Up to this point, I had my grandma’s pedigree chart, which gave his birth year as 1854, his death year as 1917, his parents as Peter Johann Jakob Seewer and Susanna Catharine Reller, and his wife as Lucia Gander.  I also had two photographs, which indicate that he enjoyed smoking a pipe.

John Jacob and Lucia (Gander) Seewer (ca. 1912)

John Jacob and Lucia (Gander) Seewer (ca. 1912)
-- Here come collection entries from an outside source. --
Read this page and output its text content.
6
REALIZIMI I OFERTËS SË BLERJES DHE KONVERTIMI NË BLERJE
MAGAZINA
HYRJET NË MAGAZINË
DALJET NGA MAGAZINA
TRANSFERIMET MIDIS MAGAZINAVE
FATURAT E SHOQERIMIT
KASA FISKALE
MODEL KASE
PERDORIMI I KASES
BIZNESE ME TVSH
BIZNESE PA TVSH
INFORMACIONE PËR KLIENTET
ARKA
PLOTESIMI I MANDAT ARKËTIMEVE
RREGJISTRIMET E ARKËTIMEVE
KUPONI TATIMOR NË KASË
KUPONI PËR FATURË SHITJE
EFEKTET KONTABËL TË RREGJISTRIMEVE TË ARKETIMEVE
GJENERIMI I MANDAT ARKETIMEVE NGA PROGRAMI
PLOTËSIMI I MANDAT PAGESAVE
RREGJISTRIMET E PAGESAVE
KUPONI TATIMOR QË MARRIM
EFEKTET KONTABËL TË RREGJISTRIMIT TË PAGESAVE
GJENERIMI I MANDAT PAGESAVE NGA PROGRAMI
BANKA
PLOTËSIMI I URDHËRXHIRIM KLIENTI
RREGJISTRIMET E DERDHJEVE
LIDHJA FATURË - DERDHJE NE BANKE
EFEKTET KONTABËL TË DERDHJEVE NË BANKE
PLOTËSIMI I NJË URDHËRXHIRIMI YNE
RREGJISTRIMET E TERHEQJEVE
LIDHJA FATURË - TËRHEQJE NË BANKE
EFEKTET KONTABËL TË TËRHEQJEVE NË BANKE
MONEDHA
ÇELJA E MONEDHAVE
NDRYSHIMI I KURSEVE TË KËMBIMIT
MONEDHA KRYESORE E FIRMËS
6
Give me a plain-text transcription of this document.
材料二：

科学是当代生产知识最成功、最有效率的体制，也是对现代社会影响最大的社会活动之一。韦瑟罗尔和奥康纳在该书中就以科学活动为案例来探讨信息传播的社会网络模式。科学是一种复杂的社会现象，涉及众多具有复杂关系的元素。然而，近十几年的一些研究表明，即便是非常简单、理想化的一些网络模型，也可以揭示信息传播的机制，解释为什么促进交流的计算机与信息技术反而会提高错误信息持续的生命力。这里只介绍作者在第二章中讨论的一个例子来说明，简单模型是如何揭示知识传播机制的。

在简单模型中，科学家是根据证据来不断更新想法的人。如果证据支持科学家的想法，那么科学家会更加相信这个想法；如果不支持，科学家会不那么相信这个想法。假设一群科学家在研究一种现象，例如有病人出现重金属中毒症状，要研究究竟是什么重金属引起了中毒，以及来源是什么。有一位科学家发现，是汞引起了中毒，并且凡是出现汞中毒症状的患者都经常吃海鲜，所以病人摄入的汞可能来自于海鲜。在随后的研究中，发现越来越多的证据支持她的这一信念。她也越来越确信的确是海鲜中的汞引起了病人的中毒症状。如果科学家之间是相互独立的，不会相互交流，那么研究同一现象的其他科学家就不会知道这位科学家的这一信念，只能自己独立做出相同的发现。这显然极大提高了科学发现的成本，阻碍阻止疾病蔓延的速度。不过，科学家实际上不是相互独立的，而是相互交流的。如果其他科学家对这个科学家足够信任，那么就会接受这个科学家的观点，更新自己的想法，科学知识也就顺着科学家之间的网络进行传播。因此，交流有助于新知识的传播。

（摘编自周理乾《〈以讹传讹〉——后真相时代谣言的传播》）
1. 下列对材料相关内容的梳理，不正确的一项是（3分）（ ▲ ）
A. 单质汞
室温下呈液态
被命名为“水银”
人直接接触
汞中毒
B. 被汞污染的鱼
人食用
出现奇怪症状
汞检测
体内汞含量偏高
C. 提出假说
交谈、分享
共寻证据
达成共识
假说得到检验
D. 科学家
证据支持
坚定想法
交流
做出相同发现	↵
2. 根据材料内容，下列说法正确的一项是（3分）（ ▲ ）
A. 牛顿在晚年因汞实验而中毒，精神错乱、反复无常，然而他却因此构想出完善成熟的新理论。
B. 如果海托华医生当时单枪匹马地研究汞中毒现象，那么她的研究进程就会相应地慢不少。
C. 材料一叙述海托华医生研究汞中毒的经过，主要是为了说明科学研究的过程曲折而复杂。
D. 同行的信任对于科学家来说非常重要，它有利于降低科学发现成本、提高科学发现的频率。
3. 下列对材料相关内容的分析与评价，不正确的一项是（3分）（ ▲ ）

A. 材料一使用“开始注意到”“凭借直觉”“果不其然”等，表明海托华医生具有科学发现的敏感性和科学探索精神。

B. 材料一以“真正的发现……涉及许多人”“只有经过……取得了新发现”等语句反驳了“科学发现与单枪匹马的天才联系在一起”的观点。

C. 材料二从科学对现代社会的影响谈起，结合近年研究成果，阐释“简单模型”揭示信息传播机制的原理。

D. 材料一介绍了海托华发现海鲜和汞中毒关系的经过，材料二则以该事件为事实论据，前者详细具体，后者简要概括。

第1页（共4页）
Johann Jakob and Lucia (Gander) Seewer.

Johann Jakob and Lucia (Gander) Seewer.

I examined the article further.  Flowery descriptions aside, there was a lot to be gleaned from it.

Obituary, J. J. Siever

Obituary, J. J. Siever

  • He died of heart trouble.
  • He lived near Gruenheim Church.  (I didn’t know where that was, but I could find out)
  • He was about 60.
  • Lucia was still alive.  (Unless he had remarried)
  • He had several children still living.
  • One daughter was married to Christ Camenisch.
  • He immigrated from Europe.  (With a name like Siever/Seewer, probably Germany or Switzerland)
  • He was a citizen of Lincoln County.  (Another location clue)
  • He was a farmer and stock raiser of Jersey cattle.
  • He was a good man and a fair businessman.  (Not necessarily a relevant fact, but the kind of thing you like to find out about your ancestors)
  • He had several medals for expert marksmanship.
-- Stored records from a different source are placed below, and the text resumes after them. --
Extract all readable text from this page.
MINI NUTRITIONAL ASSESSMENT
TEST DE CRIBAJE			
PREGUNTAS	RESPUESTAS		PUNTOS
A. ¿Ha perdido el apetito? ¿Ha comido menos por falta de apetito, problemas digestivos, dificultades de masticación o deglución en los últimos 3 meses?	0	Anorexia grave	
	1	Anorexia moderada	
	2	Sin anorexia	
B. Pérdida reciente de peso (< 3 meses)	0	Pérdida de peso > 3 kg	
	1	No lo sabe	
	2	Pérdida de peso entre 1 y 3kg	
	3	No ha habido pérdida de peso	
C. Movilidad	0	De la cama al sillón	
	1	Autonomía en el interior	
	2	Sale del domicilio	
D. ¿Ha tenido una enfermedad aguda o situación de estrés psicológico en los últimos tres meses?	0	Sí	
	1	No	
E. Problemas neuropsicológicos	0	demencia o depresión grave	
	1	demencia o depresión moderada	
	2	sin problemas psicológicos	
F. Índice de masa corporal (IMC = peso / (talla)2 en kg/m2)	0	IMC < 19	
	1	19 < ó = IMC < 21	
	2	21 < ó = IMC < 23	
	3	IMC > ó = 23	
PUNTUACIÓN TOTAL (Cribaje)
I looked him up on Find A Grave.  His tombstone gave a birth date of October 10, 1854 and a death date of September 18, 1917.  The biographical information confirmed what was on the pedigree chart.  I trust this information because it was added by one of my cousins, who has done extensive research on this branch of the family.  Find A Grave also gave me a location for Gruenheim and Lincoln County.  They are in Kentucky.1

I looked for census records after that.  With Ancestry, sometimes less is more, so I looked for John Seewer, born circa 1854, living in Kentucky.  I found him in 1910 in Hustonville, Lincoln County, Kentucky, with his wife and a son.  From this census, I learned that he and Lucia married circa 1878.  He was born in Switzerland and immigrated in 1881.  He was a farmer.  Seven of his children were still living.2

Since he immigrated in 1881, he wouldn’t be in the 1880 Census.  There are no surviving Kentucky fragments of the 1890 Census.  I was still missing him in 1900.  I tried the search again but I changed Seewer to Siever.  Soundex wouldn’t have picked it up in my initial search because the codes would be different.  Sure enough, there was J J Seiver.  This record didn’t give me much new information, but it did confirm previous discoveries.3

It’s strange.  I only have a handful of sources for him, but I know more about him than I do about other ancestors for whom I have lots of sources.  That’s the value of a well worded obituary, I suppose.


Sources

  1. “Peter Johann Jakob Seewer (1854 – 1917) – Find A Grave Memorial.” FindAGrave.com. Douser, 21 Jan. 2010. Web. 29 Mar. 2011. Find A Grave Memorial # 46950505.
  2. 1910 United States Federal Census. Ancestry.com, 2009. Web. 07 Mar. 2011. Hustonville, Lincoln, Kentucky. p.8A. Family #152, lines 22-24.
  3. 1900 United States Federal Census. Ancestry.com, 2009. Web. 07 Mar. 2011. Turnersville, Lincoln, Kentucky. p.1B. Family #11, lines 55-60.